Borhegyi hopes that one day they can pass on their love of drag to the next group of performers trying their hand at drag.

Although cruising is a big part of Borhegyi’s life, their love of environmental science and sustainability dates back to their childhood. Their passion for conservation began long before their love of drag when they took a trip to the Olympic National Forest at age 13.

“I really fell in love with the ecology and the connections between, for example, the larger redwood trees and the tiny banana slugs, and it was so amazing to learn about the ecology of the park. And then I extended that to environmental sustainability in my high school,” Borhegyi said.

Borhegyi has been part of UM’s Climate Response Club since 2019. The club helps others learn about things like sustainability and climate activism. Although Borhegyi loves their work as lawyers, they believe it’s time to pass the torch.

But that doesn’t mean stopping altogether – it just meant changing the way they approach their activism.

“I really want to be an environmentalist. I want to focus on climate change and I want to avoid burnout.

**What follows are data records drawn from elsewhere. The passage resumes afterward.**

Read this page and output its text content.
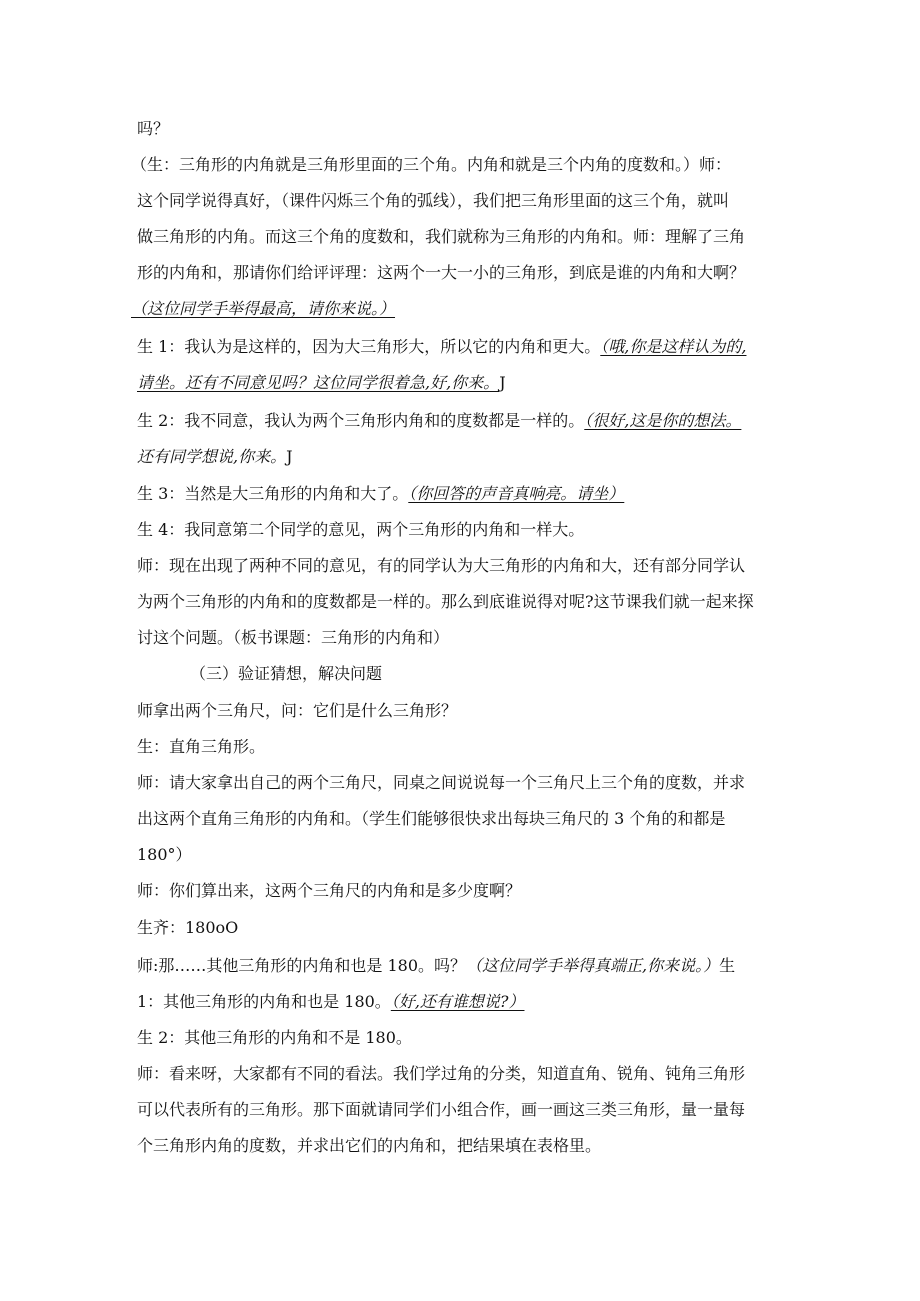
吗？
（生：三角形的内角就是三角形里面的三个角。内角和就是三个内角的度数和。）师：
这个同学说得真好，（课件闪烁三个角的弧线），我们把三角形里面的这三个角，就叫
做三角形的内角。而这三个角的度数和，我们就称为三角形的内角和。师：理解了三角
形的内角和，那请你们给评评理：这两个一大一小的三角形，到底是谁的内角和大啊？
（这位同学手举得最高，请你来说。）
生 1：我认为是这样的，因为大三角形大，所以它的内角和更大。（哦,你是这样认为的,
请坐。还有不同意见吗？这位同学很着急,好,你来。J
生 2：我不同意，我认为两个三角形内角和的度数都是一样的。（很好,这是你的想法。
还有同学想说,你来。J
生 3：当然是大三角形的内角和大了。（你回答的声音真响亮。请坐）
生 4：我同意第二个同学的意见，两个三角形的内角和一样大。
师：现在出现了两种不同的意见，有的同学认为大三角形的内角和大，还有部分同学认
为两个三角形的内角和的度数都是一样的。那么到底谁说得对呢?这节课我们就一起来探
讨这个问题。（板书课题：三角形的内角和）
（三）验证猜想，解决问题
师拿出两个三角尺，问：它们是什么三角形？
生：直角三角形。
师：请大家拿出自己的两个三角尺，同桌之间说说每一个三角尺上三个角的度数，并求
出这两个直角三角形的内角和。（学生们能够很快求出每块三角尺的 3 个角的和都是
180°）
师：你们算出来，这两个三角尺的内角和是多少度啊？
生齐：180oO
师:那……其他三角形的内角和也是 180。吗？（这位同学手举得真端正,你来说。）生
1：其他三角形的内角和也是 180。（好,还有谁想说?）
生 2：其他三角形的内角和不是 180。
师：看来呀，大家都有不同的看法。我们学过角的分类，知道直角、锐角、钝角三角形
可以代表所有的三角形。那下面就请同学们小组合作，画一画这三类三角形，量一量每
个三角形内角的度数，并求出它们的内角和，把结果填在表格里。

And I’m also starting this new thing called drag and there’s so much on my mind, and I can’t afford to do student organizing anymore,” Borhegyi said.

When Borhegyi started his drag career, they knew they wanted to continue doing their part to raise awareness for sustainability and the environment, but they didn’t know how to combine that with their love of drag. After a conversation with their teacher Peter McDonough, the idea of ​​dragtivism was born.

“We have thought about some possibilities. And one of the things that came up was to combine environmentalism into drag in some way. And I thought you know, how can I do this? You know, they are so different from each other,” Borhegyi said.

Borhegyi looked to other drag artists for inspiration on how they would combine drag and environmentalism. Borhegyi said watching Pattie Gonia and Kyne drag racers helped them see what they could do. Pattie Gonia is a drag queen who also focuses on environmental science, and Kyne is a performer who makes viral math videos on TikTok.

“I take inspiration from those two people and decide, you know what, I really want to do environmental drag videos,” Borhegyi said.

Now, Borhegyi makes videos on environmental science and sustainability while hanging out under the handle @goddex_rosebutch on TikTok and Instagram. Their videos are often about Missoula and sometimes even UM.

For Borhegyi, dragtivism combines concern for the environment with the fun and creativity that drag has to offer, but that doesn’t mean they’ve thrown sustainability to the wind. They achieved most of their drag looks in the most sustainable way possible. And according to them, they acquired about 95% of their drag wardrobe through items they either saved up or passed down to them.

“Everyone should care about dragtivism because I think it’s a really fun way to engage people around the environment. I’ve gotten a lot of positive feedback about my videos, how great they are. are engaging. I think drag really does manage to turn boring things into something much more interesting. Whether you’re like Kyne and making math videos, or you’re like me and making environmental content I really like the idea of ​​taking something that’s boring on the surface and taking it to the next level of interest,” Borhegyi said.

You can find Borhegyi on TikTok and Instagram under the handle @goddex_rosebutch to see their drag work for yourself.

If you or someone you know is interested and would like to learn more about drag or drag shows, contact the Imperial Sovereign Court of the State of Montana or LAMBDA here at the University of Montana for more information. information.

Want to know the best way to support your local drag artists? Borhegyi says it’s as simple as attending a local drag show, bringing your energy and having a blast!